Global Hunger Index 2019 states: Global warming hampers progress on global hunger, politicians should act.
Climate change involves a painful element of injustice: its impact is likely to be felt most severely by the poorest and most vulnerable – a segment of population that has who contributed the least to it, and often has the minimal capacity to adapt to it.
The Global Hunger Index (GHI) is an annually published report by Welthungerhilfe and Concern Worldwide. The GHI measures global hunger in several dimensions. Like Helvetas, Welthungerhilfe and Concern Worldwide are also members of the NGO coalition, Alliance2015.
The number of the extreme weather-related disasters has doubled since the 1990s. This year, the GHI highlights the inextricable link between hunger, climate change and the shared urgency of solving two of the world’s greatest challenges. Helvetas has been involved in this year’s reporting. The executive board member of Helvetas and co-author of the UN World Climate Report Climate, climate expert Rupa Mukerji, has put forward 9 proposals to international politicians and local governments.
- Governments must increase their financial support to the most vulnerable people and regions. Financing for climate change mitigation and adaptation must especially support least-developed countries and must be in addition to official development assistance to ensure that resources for sustainable development are not reduced.
- Governments and donors must support vulnerable communities in the Global South to develop and carry out context-specific adaptation strategies that will strengthen food and nutrition security and food sovereignty. Adaptation strategies should be developed together with affected communities based on local needs.
- Donors and governments must increase investments in disaster prevention and disaster risk reduction, especially in vulnerable regions prone to extreme weather events. This includes investing in early warning and response systems, forecast-based financing mechanisms, and adapted infrastructure.

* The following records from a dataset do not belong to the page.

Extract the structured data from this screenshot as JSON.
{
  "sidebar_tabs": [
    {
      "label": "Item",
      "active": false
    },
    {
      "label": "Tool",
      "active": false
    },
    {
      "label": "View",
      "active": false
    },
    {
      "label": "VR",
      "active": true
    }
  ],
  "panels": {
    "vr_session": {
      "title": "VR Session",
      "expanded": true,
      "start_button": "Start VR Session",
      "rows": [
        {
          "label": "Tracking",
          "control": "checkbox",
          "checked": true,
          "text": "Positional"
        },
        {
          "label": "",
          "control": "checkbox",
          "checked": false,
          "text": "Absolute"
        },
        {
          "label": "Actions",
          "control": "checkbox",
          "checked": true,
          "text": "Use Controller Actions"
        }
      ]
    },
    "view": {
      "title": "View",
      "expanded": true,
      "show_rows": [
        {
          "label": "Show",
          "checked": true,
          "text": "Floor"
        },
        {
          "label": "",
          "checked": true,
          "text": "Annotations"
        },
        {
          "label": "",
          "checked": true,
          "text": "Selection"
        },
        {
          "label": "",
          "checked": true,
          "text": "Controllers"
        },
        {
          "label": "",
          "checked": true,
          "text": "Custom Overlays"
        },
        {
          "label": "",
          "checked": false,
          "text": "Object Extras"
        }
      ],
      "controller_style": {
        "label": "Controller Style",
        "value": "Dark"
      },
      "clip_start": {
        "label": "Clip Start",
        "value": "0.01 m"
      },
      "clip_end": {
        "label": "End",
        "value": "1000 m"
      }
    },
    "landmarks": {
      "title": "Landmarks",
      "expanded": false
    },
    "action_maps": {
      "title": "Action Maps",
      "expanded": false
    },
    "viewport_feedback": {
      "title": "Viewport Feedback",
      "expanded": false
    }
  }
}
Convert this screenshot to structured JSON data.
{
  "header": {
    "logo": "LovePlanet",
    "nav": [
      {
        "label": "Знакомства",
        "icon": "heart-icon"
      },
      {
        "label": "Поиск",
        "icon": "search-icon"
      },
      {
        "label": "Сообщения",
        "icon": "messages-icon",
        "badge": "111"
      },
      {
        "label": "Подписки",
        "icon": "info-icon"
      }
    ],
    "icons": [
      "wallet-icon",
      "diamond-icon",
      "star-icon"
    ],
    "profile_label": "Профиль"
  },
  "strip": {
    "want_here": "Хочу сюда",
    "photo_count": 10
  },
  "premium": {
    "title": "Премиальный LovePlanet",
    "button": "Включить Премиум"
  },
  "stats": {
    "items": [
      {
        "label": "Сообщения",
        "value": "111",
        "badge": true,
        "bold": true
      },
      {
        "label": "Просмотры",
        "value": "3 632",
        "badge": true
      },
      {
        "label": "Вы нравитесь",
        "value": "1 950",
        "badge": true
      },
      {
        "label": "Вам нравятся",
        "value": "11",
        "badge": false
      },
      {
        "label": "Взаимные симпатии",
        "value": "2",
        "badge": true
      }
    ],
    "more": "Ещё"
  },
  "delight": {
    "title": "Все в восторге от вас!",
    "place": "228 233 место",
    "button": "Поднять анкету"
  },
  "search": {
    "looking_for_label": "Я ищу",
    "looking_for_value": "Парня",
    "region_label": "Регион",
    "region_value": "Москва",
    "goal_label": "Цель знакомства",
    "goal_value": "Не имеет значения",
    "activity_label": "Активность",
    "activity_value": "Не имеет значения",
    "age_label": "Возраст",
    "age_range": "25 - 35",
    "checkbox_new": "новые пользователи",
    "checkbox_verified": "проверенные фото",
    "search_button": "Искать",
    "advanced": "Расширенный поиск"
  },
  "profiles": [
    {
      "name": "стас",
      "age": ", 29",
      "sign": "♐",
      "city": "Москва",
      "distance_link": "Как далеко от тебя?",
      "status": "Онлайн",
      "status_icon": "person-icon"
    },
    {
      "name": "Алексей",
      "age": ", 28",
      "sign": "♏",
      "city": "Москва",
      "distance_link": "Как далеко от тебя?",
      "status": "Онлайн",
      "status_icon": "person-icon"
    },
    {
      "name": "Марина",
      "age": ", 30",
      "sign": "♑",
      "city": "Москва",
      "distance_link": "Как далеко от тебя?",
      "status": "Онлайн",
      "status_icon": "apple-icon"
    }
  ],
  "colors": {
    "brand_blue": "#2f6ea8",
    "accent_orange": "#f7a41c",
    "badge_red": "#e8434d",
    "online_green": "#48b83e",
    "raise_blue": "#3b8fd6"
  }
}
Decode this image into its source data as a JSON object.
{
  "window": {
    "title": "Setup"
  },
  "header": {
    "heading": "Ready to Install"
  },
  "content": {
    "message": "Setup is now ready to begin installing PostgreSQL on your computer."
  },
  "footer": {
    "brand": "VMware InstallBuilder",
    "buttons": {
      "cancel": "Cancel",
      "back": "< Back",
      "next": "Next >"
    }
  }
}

- A radical transformation of production and consumption patterns, especially in high-income countries, is crucial to reduce emissions and ensure people’s access to healthy and sustainable diets. Governments must promote sustainable production systems, consumption of nutritious foods, and reduction of food loss and waste.
- Measures to reduce poverty and existing inequalities are key to building resilience to the effects of climate change among the most vulnerable people. Therefore, governments and donors must significantly increase investments in rural development, social protection, health services, and education.
- As climate change increases competition for natural resources, governments must secure the land and water rights, including customary rights, of indigenous peoples and rural communities.
- Governments must enact and enforce regulatory frameworks to ensure that production of globally traded agricultural commodities does not impede the right to food or infringe on land rights in areas where those commodities are produced.
- Countries must harmonize climate policy with food and trade policies to prevent mitigation and CO2 removal measures – such as the use of scarce agricultural land for bioenergy production – from harming people’s food and nutrition security.
- All countries, particularly high-income countries, must urgently meet their commitments to Agenda 2030 and the Paris Agreement. They must implement more ambitious measures, such as decarbonizing their energy sector, building green infrastructure, and boosting carbon sequestration.